Memoirs of Hudson County

Originally appeared in Tiger In The Court
By Paul Hoffman

As election day approached, it was clear that the net was closing on Kenny and his Hudson County cabal. But the Little Guy continued to spout defiance. “I wish that Stern was here,” he said in early October, “so I could spit in his eye.”

On October 29, Kenny threw a $100-a-plate dinner at the Jersey City Armory for Senator Harrison Williams, running for reelection against the Republican state chairman, Nelson Gross. Speaker after speaker laced into Lacey and the federal investigation. Congressman Gallagher called it “a Gestapo stalking through our county, an anglicized version.”

Among the Irish Catholic Democrats of Hudson County, anything anglican is suspect.

Kenny also injected a racial motif into his remarks-of a different sort. He acknowledged buying the bonds: “I never knew that when you want to take care of daughter and children that it was an offense against the U.S. government. If that displeases Lacey or that great Jewish lawyer Stern, well, that’s just too bad. I’m going to provide for the welfare of my children.”

The Newark News said that Kenny had “reached depths of personal and religious vilification.” Senator Williams had to issue a statement expressing his “deep regret” over Kenny’s language, though he doubted that Kenny had intended an anti-Semitic slur. He hailed the Little Guy as “a great humanitarian.”

Williams romped to an unexpectedly easy victory. Two days later the “great humanitarian” John V. Kenny appeared, under subpoena, before the grand jury. He was accompanied by his attorney, the late Walter D. Van Riper, who had had firsthand experience of the Byzantine intrigues of Hudson County politics. As state attorney general during World War Two, he had investigated gambling in Jersey City and had obtained several indictments. Whereupon the U.S. attorney’s office, headed by a Hague hireling, indicted Van Riper-for allegedly selling black-market gasoline. Not surprisingly, both cases lapsed into limbo.

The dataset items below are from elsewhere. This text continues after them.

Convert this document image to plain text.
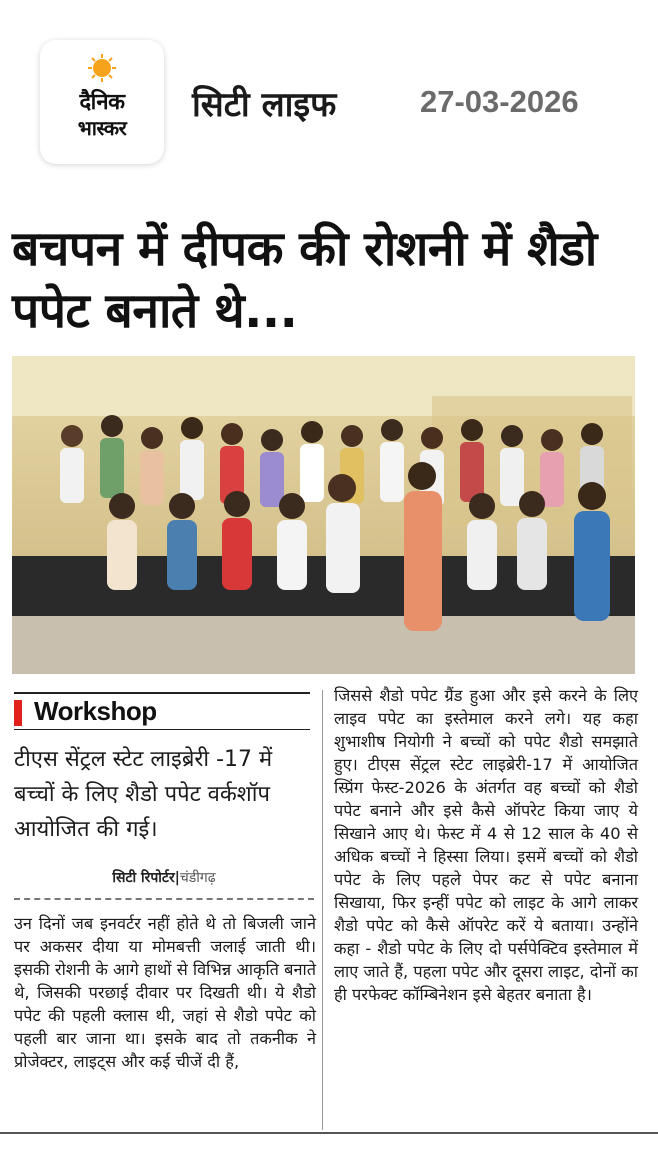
दैनिक
भास्कर
सिटी लाइफ	27-03-2026
बचपन में दीपक की रोशनी में शैडो पपेट बनाते थे...
Workshop
टीएस सेंट्रल स्टेट लाइब्रेरी -17 में बच्चों के लिए शैडो पपेट वर्कशॉप आयोजित की गई।
सिटी रिपोर्टर|चंडीगढ़

उन दिनों जब इनवर्टर नहीं होते थे तो बिजली जाने पर अकसर दीया या मोमबत्ती जलाई जाती थी। इसकी रोशनी के आगे हाथों से विभिन्न आकृति बनाते थे, जिसकी परछाई दीवार पर दिखती थी। ये शैडो पपेट की पहली क्लास थी, जहां से शैडो पपेट को पहली बार जाना था। इसके बाद तो तकनीक ने प्रोजेक्टर, लाइट्स और कई चीजें दी हैं,

जिससे शैडो पपेट ग्रैंड हुआ और इसे करने के लिए लाइव पपेट का इस्तेमाल करने लगे। यह कहा शुभाशीष नियोगी ने बच्चों को पपेट शैडो समझाते हुए। टीएस सेंट्रल स्टेट लाइब्रेरी-17 में आयोजित स्प्रिंग फेस्ट-2026 के अंतर्गत वह बच्चों को शैडो पपेट बनाने और इसे कैसे ऑपरेट किया जाए ये सिखाने आए थे। फेस्ट में 4 से 12 साल के 40 से अधिक बच्चों ने हिस्सा लिया। इसमें बच्चों को शैडो पपेट के लिए पहले पेपर कट से पपेट बनाना सिखाया, फिर इन्हीं पपेट को लाइट के आगे लाकर शैडो पपेट को कैसे ऑपरेट करें ये बताया। उन्होंने कहा - शैडो पपेट के लिए दो पर्सपेक्टिव इस्तेमाल में लाए जाते हैं, पहला पपेट और दूसरा लाइट, दोनों का ही परफेक्ट कॉम्बिनेशन इसे बेहतर बनाता है।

Kenny didn’t spit in Stern’s eye-he took the Fifth Amendment . . . or tried to. He refused to sign a waiver of immunity and asked permission to read a statement. He got it-but before he could get the words out of his mouth, Stern started firing a barrage of questions: “Did you purchase those bonds?”

“Certainly I did.”

“Did you purchase them for cash?”


“Through what means did you purchase them for cash?”

“What do you mean?”

“How did you buy them?”

“With cash – cash that I had saved for forty years.”

“Who handled the transaction for you?”

“Well, I’m not supposed to answer any questions….”

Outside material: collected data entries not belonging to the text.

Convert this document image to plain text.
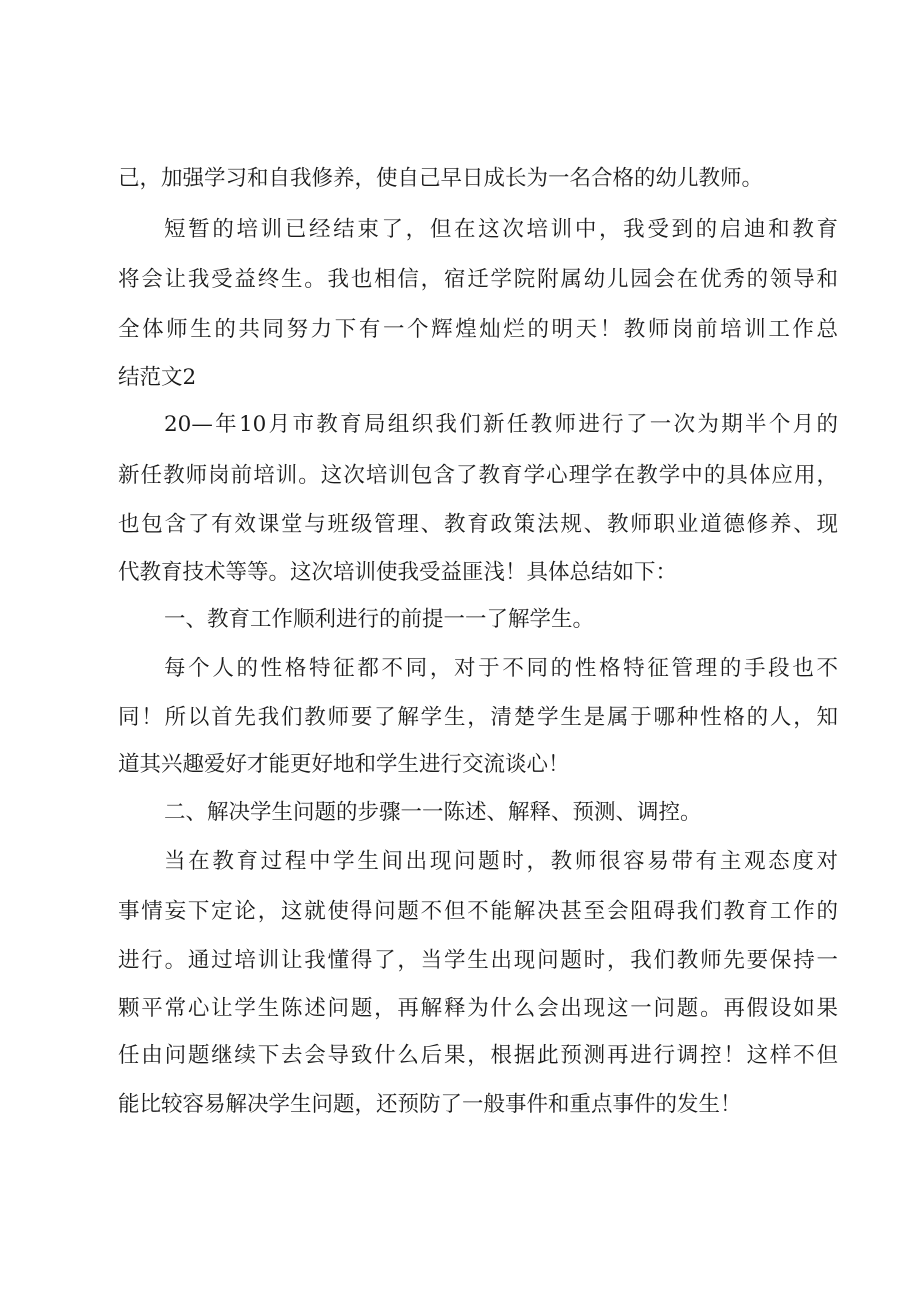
己，加强学习和自我修养，使自己早日成长为一名合格的幼儿教师。
短暂的培训已经结束了，但在这次培训中，我受到的启迪和教育
将会让我受益终生。我也相信，宿迁学院附属幼儿园会在优秀的领导和
全体师生的共同努力下有一个辉煌灿烂的明天！教师岗前培训工作总
结范文2
20—年10月市教育局组织我们新任教师进行了一次为期半个月的
新任教师岗前培训。这次培训包含了教育学心理学在教学中的具体应用，
也包含了有效课堂与班级管理、教育政策法规、教师职业道德修养、现
代教育技术等等。这次培训使我受益匪浅！具体总结如下：
一、教育工作顺利进行的前提一一了解学生。
每个人的性格特征都不同，对于不同的性格特征管理的手段也不
同！所以首先我们教师要了解学生，清楚学生是属于哪种性格的人，知
道其兴趣爱好才能更好地和学生进行交流谈心！
二、解决学生问题的步骤一一陈述、解释、预测、调控。
当在教育过程中学生间出现问题时，教师很容易带有主观态度对
事情妄下定论，这就使得问题不但不能解决甚至会阻碍我们教育工作的
进行。通过培训让我懂得了，当学生出现问题时，我们教师先要保持一
颗平常心让学生陈述问题，再解释为什么会出现这一问题。再假设如果
任由问题继续下去会导致什么后果，根据此预测再进行调控！这样不但
能比较容易解决学生问题，还预防了一般事件和重点事件的发生！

But he did-for eight more pages of transcript. Kenny insisted that the cash came from his private business concern, Terminal Industries, which cleaned cars on the Pennsylvania Railroad, and that his wife kept the money in a basement clothes hamper.

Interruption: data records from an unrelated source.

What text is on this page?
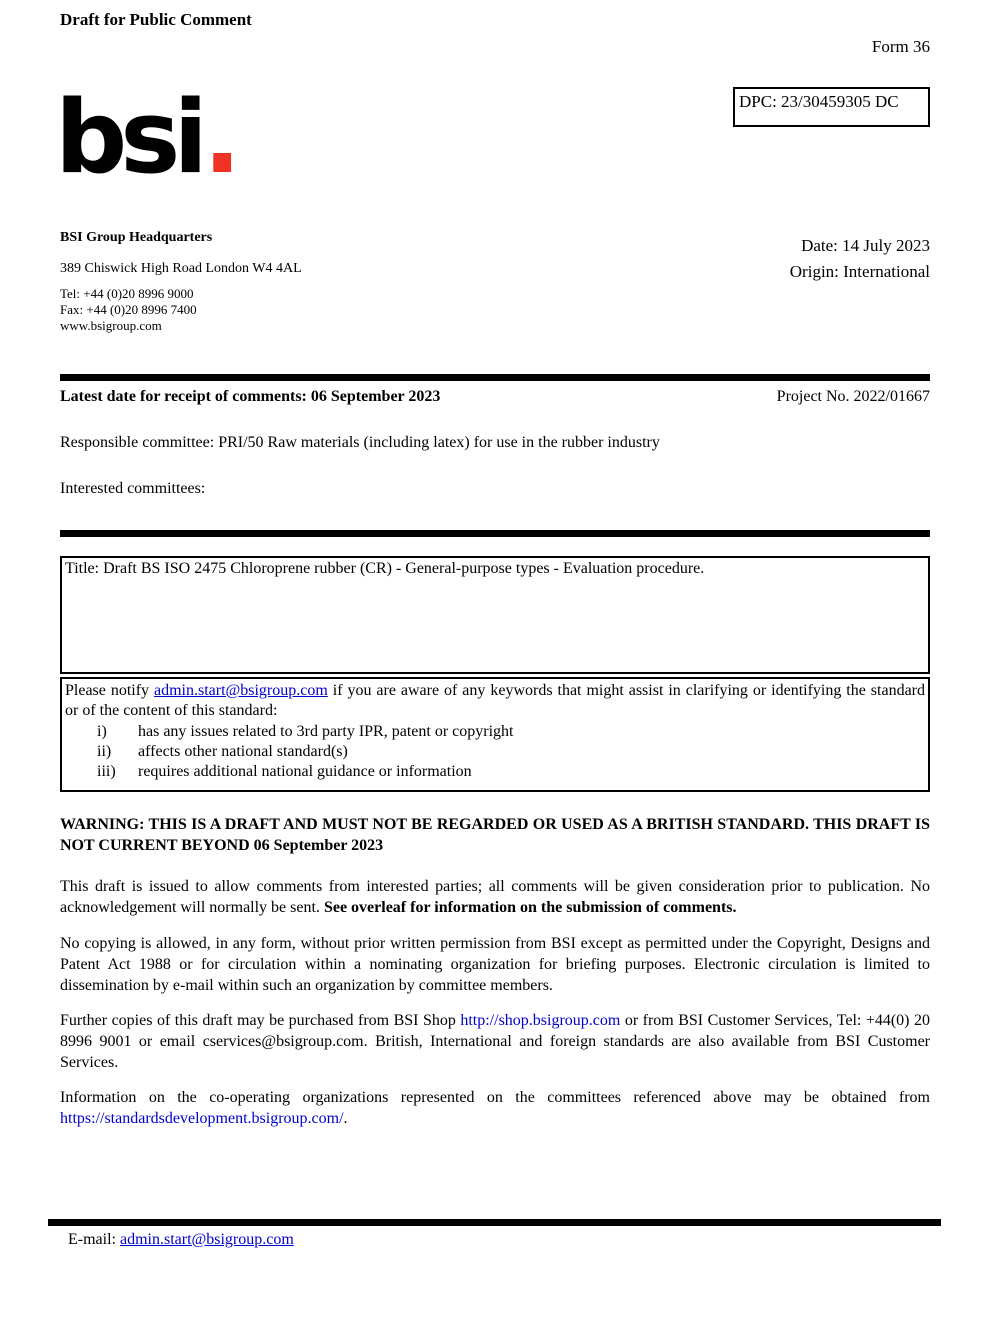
Draft for Public Comment
Form 36
DPC: 23/30459305 DC
bsi.
BSI Group Headquarters
389 Chiswick High Road London W4 4AL
Tel: +44 (0)20 8996 9000
Fax: +44 (0)20 8996 7400
www.bsigroup.com
Date: 14 July 2023
Origin: International
Latest date for receipt of comments: 06 September 2023	Project No. 2022/01667
Responsible committee: PRI/50 Raw materials (including latex) for use in the rubber industry
Interested committees:
Title: Draft BS ISO 2475 Chloroprene rubber (CR) - General-purpose types - Evaluation procedure.

Please notify admin.start@bsigroup.com if you are aware of any keywords that might assist in clarifying or identifying the standard or of the content of this standard:

i)	has any issues related to 3rd party IPR, patent or copyright
ii)	affects other national standard(s)
iii)	requires additional national guidance or information
WARNING: THIS IS A DRAFT AND MUST NOT BE REGARDED OR USED AS A BRITISH STANDARD. THIS DRAFT IS NOT CURRENT BEYOND 06 September 2023
This draft is issued to allow comments from interested parties; all comments will be given consideration prior to publication. No acknowledgement will normally be sent. See overleaf for information on the submission of comments.
No copying is allowed, in any form, without prior written permission from BSI except as permitted under the Copyright, Designs and Patent Act 1988 or for circulation within a nominating organization for briefing purposes. Electronic circulation is limited to dissemination by e-mail within such an organization by committee members.
Further copies of this draft may be purchased from BSI Shop http://shop.bsigroup.com or from BSI Customer Services, Tel: +44(0) 20 8996 9001 or email cservices@bsigroup.com. British, International and foreign standards are also available from BSI Customer Services.
Information on the co-operating organizations represented on the committees referenced above may be obtained from https://standardsdevelopment.bsigroup.com/.
E-mail: admin.start@bsigroup.com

Finally, Kenny managed to read the statement Van Riper had prepared: “Mr. District Attorney, members of the grand jury: I am advised by my legal counsel that in view of the fact that I am the target of this investigation and that an effort is being made to bring about my indictment, if I were compelled to testify at this time, it would amount to a violation of my constitutional rights. Therefore, acting on that advice, I most respectfully decline to answer the questions asked of me in this proceeding on the ground that to do so might incriminate me.”